Expanding Reasearch Partnerships Webinar Series
Presentation Date: May 16, 2018
Andrew Cecala, MBA – NIOSH
A Video Exposure Monitoring (VEM) technique, named “Helmet-CAM” by NIOSH, is a proven exposure assessment tool for determining workers’ exposure to respirable (silica) dust and other contaminants throughout the workday. Workers’ exposure to respirable dust, especially dust containing crystalline silica, has long been a serious concern for the health of our nation’s miners and other workers. In addition to the development of silicosis, the negative health effects of respirable silica dust include lung cancer, pulmonary tuberculosis, and airway diseases, and are related to the development of autoimmune disorders, chronic renal disease, and other health disorders. The VEM (Helmet-CAM) exposure assessment system provides insight into how, when, and where workers are being exposed to various contaminants. This is accomplished by integrating a person-wearable video recorder with a real-time data-logging aerosol monitor. Part of the Helmet-CAM system is a NIOSH-developed software (called “EVADE”) which provides an easy-to-use interface for synchronizing playback of recorded video and dust exposure data. This technology allows for accurate and efficient identification and assessment of key work areas and/or processes that significantly impact a worker’s respirable dust exposure. Helmet-CAM is particularly useful for mobile workers who are required to perform a range of tasks in multiple areas of an operation. Beyond respirable dust exposure, Helmet-CAM was recently expanded to assess exposure to other contaminant types, such as diesel, noise, and chemicals. The EVADE software was also updated to allow for multiple contaminant assessments and cameras to be used and viewed simultaneously. Another aspect of this research program is within the human factors discipline to help enhance worker-technology-management interactions—specifically, determining ways that management can use Helmet-CAM to communicate specific work practices that support proactive health and safety behavior, and to identify generalized optimal techniques to reduce exposures.

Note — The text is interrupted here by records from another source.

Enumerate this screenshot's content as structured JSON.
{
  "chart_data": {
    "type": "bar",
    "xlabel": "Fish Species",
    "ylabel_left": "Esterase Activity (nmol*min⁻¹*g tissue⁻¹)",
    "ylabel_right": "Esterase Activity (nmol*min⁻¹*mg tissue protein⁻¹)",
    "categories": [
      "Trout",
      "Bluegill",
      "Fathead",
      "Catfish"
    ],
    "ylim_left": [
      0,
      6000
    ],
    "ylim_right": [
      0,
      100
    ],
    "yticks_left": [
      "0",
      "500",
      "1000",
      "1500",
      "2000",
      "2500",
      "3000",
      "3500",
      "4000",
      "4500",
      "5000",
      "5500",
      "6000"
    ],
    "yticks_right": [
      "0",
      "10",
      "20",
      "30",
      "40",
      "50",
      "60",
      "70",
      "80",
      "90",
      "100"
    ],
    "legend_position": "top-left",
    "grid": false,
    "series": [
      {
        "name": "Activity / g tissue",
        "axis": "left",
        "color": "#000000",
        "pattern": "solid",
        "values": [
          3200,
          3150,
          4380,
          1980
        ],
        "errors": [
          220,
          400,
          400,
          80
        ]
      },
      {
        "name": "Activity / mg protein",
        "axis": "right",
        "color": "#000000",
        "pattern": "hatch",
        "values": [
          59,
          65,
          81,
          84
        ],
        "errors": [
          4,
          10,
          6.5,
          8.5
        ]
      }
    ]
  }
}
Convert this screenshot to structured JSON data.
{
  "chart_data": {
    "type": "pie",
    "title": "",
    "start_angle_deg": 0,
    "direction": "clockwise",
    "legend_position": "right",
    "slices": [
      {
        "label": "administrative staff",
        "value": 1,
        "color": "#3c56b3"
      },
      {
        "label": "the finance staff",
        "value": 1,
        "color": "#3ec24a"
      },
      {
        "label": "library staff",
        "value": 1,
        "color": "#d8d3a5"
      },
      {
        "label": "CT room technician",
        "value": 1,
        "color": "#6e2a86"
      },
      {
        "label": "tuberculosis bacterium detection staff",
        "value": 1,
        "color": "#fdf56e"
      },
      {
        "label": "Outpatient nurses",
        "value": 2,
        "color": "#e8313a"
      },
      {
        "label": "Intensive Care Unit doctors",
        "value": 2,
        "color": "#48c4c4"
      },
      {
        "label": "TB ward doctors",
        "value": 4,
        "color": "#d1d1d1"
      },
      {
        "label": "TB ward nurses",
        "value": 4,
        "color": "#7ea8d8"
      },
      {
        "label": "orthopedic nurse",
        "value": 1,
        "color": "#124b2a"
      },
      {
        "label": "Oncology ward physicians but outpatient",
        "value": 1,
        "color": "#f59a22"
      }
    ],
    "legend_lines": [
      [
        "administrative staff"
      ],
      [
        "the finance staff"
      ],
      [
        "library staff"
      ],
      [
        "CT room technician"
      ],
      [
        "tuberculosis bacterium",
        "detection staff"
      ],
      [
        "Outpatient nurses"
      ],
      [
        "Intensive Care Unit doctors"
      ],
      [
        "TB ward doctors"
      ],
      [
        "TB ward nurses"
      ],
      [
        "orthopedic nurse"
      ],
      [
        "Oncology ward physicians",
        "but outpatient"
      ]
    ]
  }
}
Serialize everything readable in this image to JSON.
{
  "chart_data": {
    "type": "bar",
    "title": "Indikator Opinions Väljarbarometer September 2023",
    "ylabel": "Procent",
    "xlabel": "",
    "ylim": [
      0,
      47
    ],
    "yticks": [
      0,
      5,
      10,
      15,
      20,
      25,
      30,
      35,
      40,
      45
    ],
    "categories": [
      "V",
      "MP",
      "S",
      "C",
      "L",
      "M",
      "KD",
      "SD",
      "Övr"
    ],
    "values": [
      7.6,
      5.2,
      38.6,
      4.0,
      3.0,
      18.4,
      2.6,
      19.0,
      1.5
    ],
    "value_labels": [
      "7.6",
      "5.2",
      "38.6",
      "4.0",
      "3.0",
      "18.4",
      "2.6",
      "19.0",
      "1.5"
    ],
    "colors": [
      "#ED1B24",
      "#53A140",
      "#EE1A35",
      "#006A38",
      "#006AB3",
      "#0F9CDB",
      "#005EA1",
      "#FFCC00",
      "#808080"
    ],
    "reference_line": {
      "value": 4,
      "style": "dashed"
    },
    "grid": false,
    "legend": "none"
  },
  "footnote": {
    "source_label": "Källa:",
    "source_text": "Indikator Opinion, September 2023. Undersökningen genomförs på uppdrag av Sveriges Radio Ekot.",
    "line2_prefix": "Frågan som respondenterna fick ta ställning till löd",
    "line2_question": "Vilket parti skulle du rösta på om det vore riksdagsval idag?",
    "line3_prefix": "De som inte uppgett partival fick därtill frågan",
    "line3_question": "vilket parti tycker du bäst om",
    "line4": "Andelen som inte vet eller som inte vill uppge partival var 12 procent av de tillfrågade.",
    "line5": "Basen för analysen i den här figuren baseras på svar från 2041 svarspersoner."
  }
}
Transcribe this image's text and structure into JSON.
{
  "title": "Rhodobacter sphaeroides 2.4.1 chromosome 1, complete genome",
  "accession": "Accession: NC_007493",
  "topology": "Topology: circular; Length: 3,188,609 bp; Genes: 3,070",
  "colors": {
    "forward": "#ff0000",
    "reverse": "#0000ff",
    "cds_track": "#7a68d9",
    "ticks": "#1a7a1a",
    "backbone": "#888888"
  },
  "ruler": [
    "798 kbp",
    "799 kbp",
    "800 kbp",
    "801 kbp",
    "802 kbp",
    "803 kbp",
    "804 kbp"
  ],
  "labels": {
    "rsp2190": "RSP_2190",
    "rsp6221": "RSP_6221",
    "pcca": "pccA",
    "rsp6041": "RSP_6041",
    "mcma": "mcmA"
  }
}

Robert Keefe, PhD– University of Idaho
Logging continues to rank among the most dangerous professions in the United States. Cable logging is particularly hazardous because ground workers interact with heavy equipment on difficult terrain and often work in poor visibility conditions. New positioning technologies that integrate the Global Navigation Satellite System (GNSS) with radio transmission (RF) make it possible to map the locations of equipment and ground workers in real-time on mobile devices to help improve situational awareness. Because GNSS-RF systems work independently of WIFI or cellular signals, this technology is well suited to safety applications in remote, forested areas. However, the GNSS and RF system components are affected in different ways by forest vegetation, topography and line-of-sight obstructions. The accuracy of GNSS positions also varies among technology providers and is affected by the transmission rate of worker positions. In this presentation, I summarize the state of the science based on results from several designed field experiments and sampling efforts in which we have deployed GNSS-RF in forested conditions, both to improve general situational awareness and to define fine-resolution hazardous work areas delineated by geofences around equipment and other site hazards. Among other findings, our results have led to a useful interpretation of Type I and Type II error when using location-based technology services for safety applications, which extends beyond our project and into other sectors. Based on synthesis of current field and survey results, draft safety recommendations have been developed and are being adapted based on the findings of a survey characterizing regional logging contractor perspectives on use of the technology. Looking ahead to additional field sampling on active logging operations and the final educational phase of the project, continued emphasis on development and use of platform-independent solutions and applications is critical for ensuring that our study results are translated most widely into practice.